Isn't anyone going to clean up this beach? Really bad for tourism.

My Blaugust posts have definitely turned into a diary. Not normally what I like to write, but the posts must be posted.

I’ve abandoned the concept of playing World of Warcraft by giving the game my full attention. I played for two more hours yesterday while watching Hulu, clicking through the quest text without reading it, blindly killing mobs and collecting drops until the objectives were done.

In this way I’m plowing through the remainder of the side quests in Tiragarde Sound that I skipped over the first time through. (I previously skipped anything that didn’t sound like it was related to the zone’s storyline.) I reached level 117 in the process.

It was a lot more satisfying to play that way. It felt like breathing a sigh of relief. I no longer carry the burden of trying to feel entertained; the game only has to give my hands something to do while my brain is engaged elsewhere, which is something that WoW is very good at. Possibly not the greatest blurb for the box, though. “WoW: It gives your hands something to do!”

I’m hoping something interesting will happen after grinding my way to level 120.

One mindless quest involved taking SELFIEs. Thankfully they lend you the camera because I don't have one. It's somewhat baffling to me that the game doesn't also take a screenshot at the same time you click the camera shutter.

Spigot Fail

In other news an outside spigot on my house started leaking in earnest yesterday morning. I should have known this was going to happen, because it and presumably the connected hose sustained a lot of damage during the extreme cold this past winter (note to self: don’t forget to put hoses away in extreme cold), but previously it only leaked at the seal between the spigot and the hose when I turned it on. Now the spigot valve itself won’t close all the way.

That led me to look in the crawl space under that part of the house for a shut-off valve. I looked all around from the crawl space door, but couldn’t find anything resembling a shut-off valve. Naturally the affected spigot is the farthest possible distance from the crawl space entrance, but I couldn’t psych myself up enough to crawl under my house through a Raiders of the Lost Ark-style cave of spiderwebs to follow every pipe looking for a valve. I live in an old house, and crawl spaces in old houses are just the grossest things imaginable (second only to sink drains), and I don’t have a hermetically-sealed hazmat suit, and I’m getting too old for that crap anyway.

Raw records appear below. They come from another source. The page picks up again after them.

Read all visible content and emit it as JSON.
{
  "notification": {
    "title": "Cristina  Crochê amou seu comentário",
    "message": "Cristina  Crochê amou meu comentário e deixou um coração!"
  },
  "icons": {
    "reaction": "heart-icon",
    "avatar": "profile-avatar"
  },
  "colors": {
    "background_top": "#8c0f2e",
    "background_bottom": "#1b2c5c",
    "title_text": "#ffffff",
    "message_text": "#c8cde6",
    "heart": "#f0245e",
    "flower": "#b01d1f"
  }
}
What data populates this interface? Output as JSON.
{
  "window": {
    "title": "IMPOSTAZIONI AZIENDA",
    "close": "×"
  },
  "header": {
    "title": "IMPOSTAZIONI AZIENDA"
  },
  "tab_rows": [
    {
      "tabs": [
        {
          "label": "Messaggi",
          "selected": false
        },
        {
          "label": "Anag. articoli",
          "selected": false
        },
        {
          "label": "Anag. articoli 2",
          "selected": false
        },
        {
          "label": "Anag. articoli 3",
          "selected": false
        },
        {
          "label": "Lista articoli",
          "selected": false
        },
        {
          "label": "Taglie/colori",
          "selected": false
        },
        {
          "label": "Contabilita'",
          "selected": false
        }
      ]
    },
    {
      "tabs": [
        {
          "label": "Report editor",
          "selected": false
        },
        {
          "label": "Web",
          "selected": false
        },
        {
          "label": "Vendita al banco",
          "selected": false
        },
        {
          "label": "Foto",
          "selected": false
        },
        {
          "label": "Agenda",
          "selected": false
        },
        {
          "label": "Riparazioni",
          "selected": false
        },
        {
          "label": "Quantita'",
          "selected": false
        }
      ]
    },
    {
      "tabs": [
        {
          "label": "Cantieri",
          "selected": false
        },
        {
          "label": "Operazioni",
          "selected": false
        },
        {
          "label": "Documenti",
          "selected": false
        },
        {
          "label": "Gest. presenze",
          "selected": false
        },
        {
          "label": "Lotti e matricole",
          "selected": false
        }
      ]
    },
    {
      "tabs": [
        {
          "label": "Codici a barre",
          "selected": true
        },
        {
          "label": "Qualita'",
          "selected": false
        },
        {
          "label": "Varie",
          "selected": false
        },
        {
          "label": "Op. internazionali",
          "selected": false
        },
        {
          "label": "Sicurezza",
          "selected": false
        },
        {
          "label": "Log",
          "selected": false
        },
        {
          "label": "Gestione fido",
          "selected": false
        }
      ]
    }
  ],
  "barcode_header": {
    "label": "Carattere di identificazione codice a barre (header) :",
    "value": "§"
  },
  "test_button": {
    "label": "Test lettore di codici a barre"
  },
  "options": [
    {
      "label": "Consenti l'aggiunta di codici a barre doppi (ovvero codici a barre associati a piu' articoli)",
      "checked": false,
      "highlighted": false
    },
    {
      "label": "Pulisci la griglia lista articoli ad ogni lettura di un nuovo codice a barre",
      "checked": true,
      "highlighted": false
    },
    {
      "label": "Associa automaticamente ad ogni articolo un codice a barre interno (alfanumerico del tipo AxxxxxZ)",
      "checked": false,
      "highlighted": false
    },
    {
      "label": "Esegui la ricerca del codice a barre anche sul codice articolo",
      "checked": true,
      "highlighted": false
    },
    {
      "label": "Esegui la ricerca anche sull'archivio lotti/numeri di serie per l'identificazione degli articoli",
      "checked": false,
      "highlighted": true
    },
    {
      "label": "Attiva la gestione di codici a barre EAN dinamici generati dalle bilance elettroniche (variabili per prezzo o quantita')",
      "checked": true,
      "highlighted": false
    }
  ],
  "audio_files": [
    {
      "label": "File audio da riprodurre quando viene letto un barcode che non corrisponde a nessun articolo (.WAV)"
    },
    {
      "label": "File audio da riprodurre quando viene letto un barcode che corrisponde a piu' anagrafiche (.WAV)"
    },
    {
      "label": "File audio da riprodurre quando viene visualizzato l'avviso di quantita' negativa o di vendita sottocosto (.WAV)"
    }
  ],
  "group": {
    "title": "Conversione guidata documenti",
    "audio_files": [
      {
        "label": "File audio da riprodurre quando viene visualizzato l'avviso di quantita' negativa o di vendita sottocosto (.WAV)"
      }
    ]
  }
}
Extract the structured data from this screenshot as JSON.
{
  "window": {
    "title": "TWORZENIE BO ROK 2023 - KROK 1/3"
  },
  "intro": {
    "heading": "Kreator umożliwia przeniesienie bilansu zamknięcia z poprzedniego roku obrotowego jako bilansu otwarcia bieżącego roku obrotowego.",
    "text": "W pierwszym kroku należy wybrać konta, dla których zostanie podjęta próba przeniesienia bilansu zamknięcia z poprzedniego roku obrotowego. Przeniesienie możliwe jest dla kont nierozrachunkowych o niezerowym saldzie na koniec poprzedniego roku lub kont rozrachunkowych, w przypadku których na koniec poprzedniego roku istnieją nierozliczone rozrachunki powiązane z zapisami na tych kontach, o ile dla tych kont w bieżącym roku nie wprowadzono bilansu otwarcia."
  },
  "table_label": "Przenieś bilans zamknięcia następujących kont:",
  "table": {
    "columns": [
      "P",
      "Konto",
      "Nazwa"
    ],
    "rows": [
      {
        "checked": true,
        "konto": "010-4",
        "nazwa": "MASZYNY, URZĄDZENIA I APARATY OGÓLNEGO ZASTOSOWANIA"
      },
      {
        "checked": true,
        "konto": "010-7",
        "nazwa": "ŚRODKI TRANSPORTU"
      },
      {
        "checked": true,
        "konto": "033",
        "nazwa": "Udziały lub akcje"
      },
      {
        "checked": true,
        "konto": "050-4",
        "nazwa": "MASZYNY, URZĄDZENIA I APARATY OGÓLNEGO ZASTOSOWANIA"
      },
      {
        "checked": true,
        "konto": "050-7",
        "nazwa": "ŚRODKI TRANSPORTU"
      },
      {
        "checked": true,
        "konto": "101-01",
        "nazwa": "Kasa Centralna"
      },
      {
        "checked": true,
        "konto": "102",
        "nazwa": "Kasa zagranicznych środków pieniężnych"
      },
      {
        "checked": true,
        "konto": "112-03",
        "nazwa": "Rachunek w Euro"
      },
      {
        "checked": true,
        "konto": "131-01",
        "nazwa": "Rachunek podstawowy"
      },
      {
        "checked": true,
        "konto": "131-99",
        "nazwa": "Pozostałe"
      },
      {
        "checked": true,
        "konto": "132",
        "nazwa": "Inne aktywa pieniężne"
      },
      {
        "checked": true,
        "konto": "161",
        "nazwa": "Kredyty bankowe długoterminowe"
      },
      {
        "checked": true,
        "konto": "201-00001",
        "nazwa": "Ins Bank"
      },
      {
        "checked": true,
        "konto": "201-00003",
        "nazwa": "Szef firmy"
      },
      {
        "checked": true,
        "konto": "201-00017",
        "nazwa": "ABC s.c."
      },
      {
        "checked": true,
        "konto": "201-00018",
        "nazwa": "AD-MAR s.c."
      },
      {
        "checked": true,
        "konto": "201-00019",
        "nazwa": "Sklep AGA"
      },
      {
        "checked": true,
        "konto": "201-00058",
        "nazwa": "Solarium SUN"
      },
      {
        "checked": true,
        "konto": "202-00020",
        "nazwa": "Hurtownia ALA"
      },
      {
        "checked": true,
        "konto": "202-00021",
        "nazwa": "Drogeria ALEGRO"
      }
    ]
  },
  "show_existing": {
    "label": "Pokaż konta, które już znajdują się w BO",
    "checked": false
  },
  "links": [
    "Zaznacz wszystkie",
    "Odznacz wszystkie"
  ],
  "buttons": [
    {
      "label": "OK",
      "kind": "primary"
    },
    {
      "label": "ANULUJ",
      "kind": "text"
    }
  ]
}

There is a shut-off valve way over on the opposite side of the house for the main water supply, but that seemed a little extreme for the circumstances. The spigot is leaking a lot, but it’s not quite flooding (yet), and while I am on well water, I’m hopeful I won’t run dry in a couple days.

I have some reason to think that this particular spigot is connected to the hot water line off of the hot water heater (which itself seems very odd to me-quirky old houses, am I right?), so it seems logical that shutting off the valve at the hot water heater would also shut off the water to this spigot, but-naturally-the valve on the hot water heater won’t turn, and I’m afraid it’ll break if I try to force it, and that would turn a nuisance into a catastrophe real quick.

Finding Plumbers

The point here is that I can’t even remember the last time I had to find and call a plumber. Most of my life I’ve either been able to fix things myself, or lean on family or family-in-law for plumbing tasks. I can’t do that anymore, and spigot’s are a bit outside my wheelhouse.

Since I don’t even know where to find a Yellow Pages, if such a thing even exists anymore, I did some “how the holy hell do you find plumbers in 2018” Googling and ended up trying out a web site called Homeadvisor, which I vaguely remember seeing television ads for. I normally don’t expect much from these kinds of web sites, because they are often meant to be used in densely-packed cities like New York or Silicon Valley, where technology rules everyone’s daily lives. Where I live, there are still more auto parts stores than Starbucks.

But much to my surprise, the site successfully matched me with a plumber in my area. (By “in my area,” it means one county over.) They will allegedly be here tomorrow morning. Hopefully I won’t run out of water before then. (I prepared anyway just in case… well… I prepared in case I run out of water for coffee, at least.)